Por um longo período de tempo, os problemas ambientais eram problemas de outras pessoas: do dono do negócio, do governo ou do cidadão. Isso não eliminou responsabilidades, não organizou territórios e não construiu um futuro. Apenas adiou decisões. A verdade é simples: os problemas ambientais só podem ser resolvidos com responsabilidade compartilhada e ação organizada.
O direito ambiental deve ser aplicado como método, não como punição. Tudo começa com um diagnóstico técnico e jurídico: identificação de responsabilidades, riscos, impactos e obrigações legais. Sem clareza, qualquer solução é paliativa. Com estratégia, surgem saídas possíveis para regularização ambiental e prevenção climática. Com seu papel assumido, as empresas deixam de operar à margem do risco e começam a crescer com segurança jurídica, acesso a crédito e valor de marca. Quando os municípios organizam o território, reduzem conflitos, aumentam receitas e criam cidades mais resilientes.

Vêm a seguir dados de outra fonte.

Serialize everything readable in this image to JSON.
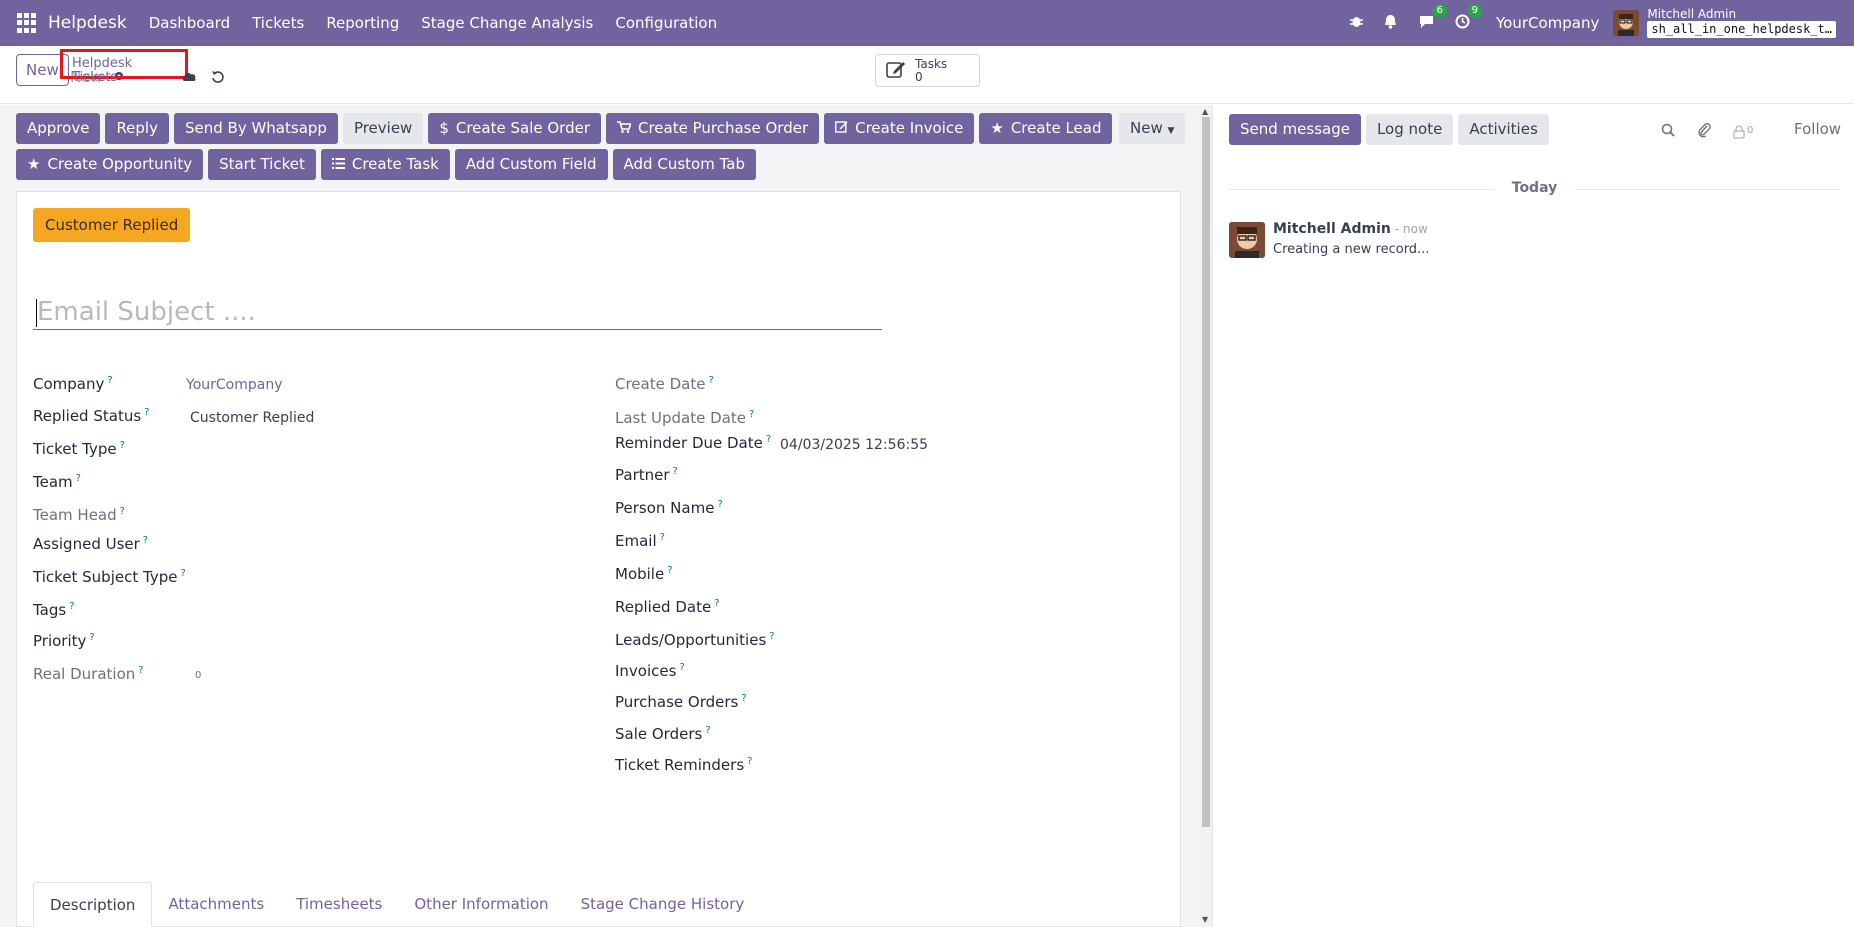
{
  "topnav": {
    "brand": "Helpdesk",
    "menu": [
      "Dashboard",
      "Tickets",
      "Reporting",
      "Stage Change Analysis",
      "Configuration"
    ],
    "messages_badge": "6",
    "activities_badge": "9",
    "company": "YourCompany",
    "user_name": "Mitchell Admin",
    "db_name": "sh_all_in_one_helpdesk_t…"
  },
  "control": {
    "new_label": "New",
    "breadcrumb": "Helpdesk Tickets",
    "record_name": "New",
    "tasks_label": "Tasks",
    "tasks_count": "0"
  },
  "actions": {
    "row1": [
      {
        "label": "Approve",
        "icon": ""
      },
      {
        "label": "Reply",
        "icon": ""
      },
      {
        "label": "Send By Whatsapp",
        "icon": ""
      },
      {
        "label": "Preview",
        "icon": "",
        "light": true
      },
      {
        "label": "Create Sale Order",
        "icon": "$"
      },
      {
        "label": "Create Purchase Order",
        "icon": "cart"
      },
      {
        "label": "Create Invoice",
        "icon": "edit"
      },
      {
        "label": "Create Lead",
        "icon": "star"
      }
    ],
    "row2": [
      {
        "label": "Create Opportunity",
        "icon": "star"
      },
      {
        "label": "Start Ticket",
        "icon": ""
      },
      {
        "label": "Create Task",
        "icon": "list"
      },
      {
        "label": "Add Custom Field",
        "icon": ""
      },
      {
        "label": "Add Custom Tab",
        "icon": ""
      }
    ],
    "new_dropdown": "New"
  },
  "form": {
    "status_button": "Customer Replied",
    "subject_placeholder": "Email Subject ....",
    "left_fields": [
      {
        "label": "Company",
        "value": "YourCompany"
      },
      {
        "label": "Replied Status",
        "value": "Customer Replied"
      },
      {
        "label": "Ticket Type",
        "value": ""
      },
      {
        "label": "Team",
        "value": ""
      },
      {
        "label": "Team Head",
        "value": ""
      },
      {
        "label": "Assigned User",
        "value": ""
      },
      {
        "label": "Ticket Subject Type",
        "value": ""
      },
      {
        "label": "Tags",
        "value": ""
      },
      {
        "label": "Priority",
        "value": ""
      },
      {
        "label": "Real Duration",
        "value": "0"
      }
    ],
    "right_fields": [
      {
        "label": "Create Date",
        "value": ""
      },
      {
        "label": "Last Update Date",
        "value": ""
      },
      {
        "label": "Reminder Due Date",
        "value": "04/03/2025 12:56:55"
      },
      {
        "label": "Partner",
        "value": ""
      },
      {
        "label": "Person Name",
        "value": ""
      },
      {
        "label": "Email",
        "value": ""
      },
      {
        "label": "Mobile",
        "value": ""
      },
      {
        "label": "Replied Date",
        "value": ""
      },
      {
        "label": "Leads/Opportunities",
        "value": ""
      },
      {
        "label": "Invoices",
        "value": ""
      },
      {
        "label": "Purchase Orders",
        "value": ""
      },
      {
        "label": "Sale Orders",
        "value": ""
      },
      {
        "label": "Ticket Reminders",
        "value": ""
      }
    ],
    "tabs": [
      "Description",
      "Attachments",
      "Timesheets",
      "Other Information",
      "Stage Change History"
    ],
    "help_mark": "?"
  },
  "chatter": {
    "send_message": "Send message",
    "log_note": "Log note",
    "activities": "Activities",
    "followers_count": "0",
    "follow": "Follow",
    "today": "Today",
    "message_author": "Mitchell Admin",
    "message_time": "- now",
    "message_body": "Creating a new record..."
  }
}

Dignidade, pertencimento e qualidade de vida são alcançados quando os cidadãos se envolvem nisso. Nesse ponto, preservação e desenvolvimento deixam de ser mutuamente exclusivos. A regularização não paralisa. Ela organiza. A preservação não impede. Ela agrega valor. A responsabilidade compartilhada não é retórica sobre o meio ambiente. É governança. É maturidade institucional. É uma decisão estratégica. Ao não fazerem seu trabalho, o impacto é coletivo. E quando todos são responsáveis, o benefício é compartilhado. O meio ambiente não precisa de mais culpa. Ele requer soluções integradas.
As manifestações relacionadas ao clima também exigem planejamento urbano urgente, regularização ambiental, ocupação ordenada do solo e políticas públicas preventivas. Combater as mudanças climáticas não se faz simplesmente após a tragédia; faz-se principalmente antes dela.